AH438-Midterm - Boccioni-Dynamism of Cyclist

Artist: Boccioni, Umberto
Title of Work: Dynamism of a Cyclist
Date of Work: 1913
Nationality: Italian
Context: Pre-WWI
Movement: Italian Futurism
Medium: oil paint on canvas
Subject: Boccioni expresses the dynamism of a cyclist through this fusion of the figure and its surroundings. The Futurist doctrine of dynamism held that energy runs through matter and man; all objects, people, and masses are potential energy. Nothing is static according to the theory of dynamism; energy is always in motion. The Futurists celebrate speed and the machine; they cannot go fast enough. Here Boccioni is less interested in portraying the cyclist and his machine than he is in portraying speed itself.
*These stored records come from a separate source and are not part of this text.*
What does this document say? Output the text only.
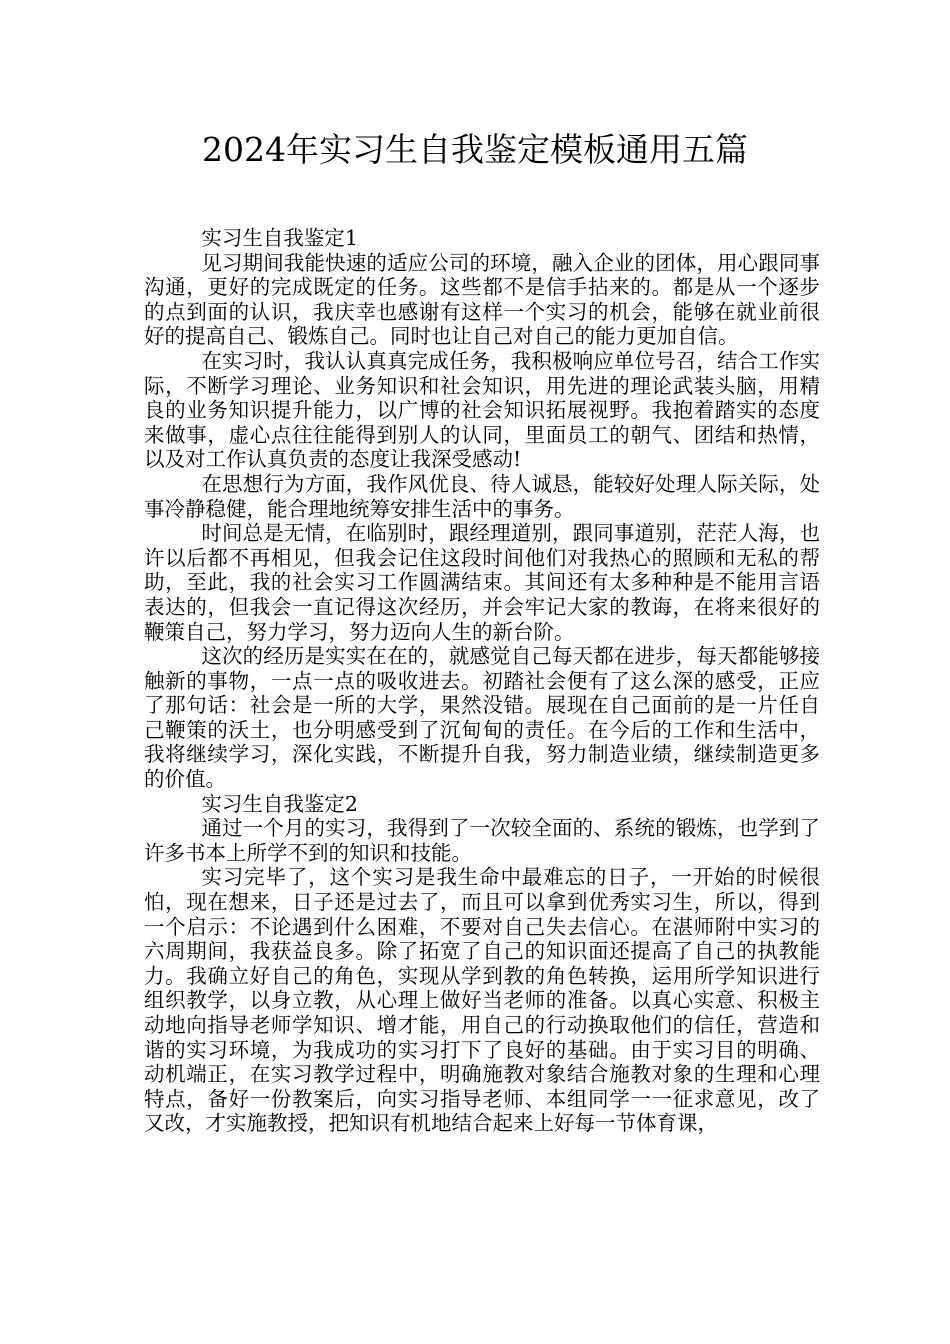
2024年实习生自我鉴定模板通用五篇

实习生自我鉴定1

见习期间我能快速的适应公司的环境，融入企业的团体，用心跟同事沟通，更好的完成既定的任务。这些都不是信手拈来的。都是从一个逐步的点到面的认识，我庆幸也感谢有这样一个实习的机会，能够在就业前很好的提高自己、锻炼自己。同时也让自己对自己的能力更加自信。

在实习时，我认认真真完成任务，我积极响应单位号召，结合工作实际，不断学习理论、业务知识和社会知识，用先进的理论武装头脑，用精良的业务知识提升能力，以广博的社会知识拓展视野。我抱着踏实的态度来做事，虚心点往往能得到别人的认同，里面员工的朝气、团结和热情，以及对工作认真负责的态度让我深受感动!

在思想行为方面，我作风优良、待人诚恳，能较好处理人际关际，处事冷静稳健，能合理地统筹安排生活中的事务。

时间总是无情，在临别时，跟经理道别，跟同事道别，茫茫人海，也许以后都不再相见，但我会记住这段时间他们对我热心的照顾和无私的帮助，至此，我的社会实习工作圆满结束。其间还有太多种种是不能用言语表达的，但我会一直记得这次经历，并会牢记大家的教诲，在将来很好的鞭策自己，努力学习，努力迈向人生的新台阶。

这次的经历是实实在在的，就感觉自己每天都在进步，每天都能够接触新的事物，一点一点的吸收进去。初踏社会便有了这么深的感受，正应了那句话：社会是一所的大学，果然没错。展现在自己面前的是一片任自己鞭策的沃土，也分明感受到了沉甸甸的责任。在今后的工作和生活中，我将继续学习，深化实践，不断提升自我，努力制造业绩，继续制造更多的价值。

实习生自我鉴定2

通过一个月的实习，我得到了一次较全面的、系统的锻炼，也学到了许多书本上所学不到的知识和技能。

实习完毕了，这个实习是我生命中最难忘的日子，一开始的时候很怕，现在想来，日子还是过去了，而且可以拿到优秀实习生，所以，得到一个启示：不论遇到什么困难，不要对自己失去信心。在湛师附中实习的六周期间，我获益良多。除了拓宽了自己的知识面还提高了自己的执教能力。我确立好自己的角色，实现从学到教的角色转换，运用所学知识进行组织教学，以身立教，从心理上做好当老师的准备。以真心实意、积极主动地向指导老师学知识、增才能，用自己的行动换取他们的信任，营造和谐的实习环境，为我成功的实习打下了良好的基础。由于实习目的明确、动机端正，在实习教学过程中，明确施教对象结合施教对象的生理和心理特点，备好一份教案后，向实习指导老师、本组同学一一征求意见，改了又改，才实施教授，把知识有机地结合起来上好每一节体育课，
Style: emphasis is put on movement and action to express dynamism; the Futurists are in revolt against the static. They equate dynamism - energy - matter - light as being all one in the same; thus, all things fuse and move. Their aggressive aesthetic is played out in lines of force that cut through the field.

Context: one year before the outbreak of WWI. Italy is going through its own cultural crisis. It is an old country with a long, rich cultural history caught between its glorious past and its modern present. While de Chirico's deserted city squares and train stations haunt one with a sense of inertia and paralysis, as if caught in a time warp, the Futurists launch us forward at a dizzying speed into the modern world. They want to leave the past behind so badly that they are not even content with catching up to the present; they want to push forward to the future. They thus embrace all things modern, celebrating the big city and the machine; in Marinetti's 1909 Futurist Manifesto, they boldly reject the past, urging their followers to burn down the academies and the museums, and they forbid anyone to paint the nude (which they consider a dated subject) for ten years! In order to drag Italy into the modern world and do away with the old, they enthusiastically look forward to war. Trouble is, most of them did not live long enough to have much of a future. Futurism itself proved to be a short-lived movement since many of its members, including Boccioni, were killed early on in the war.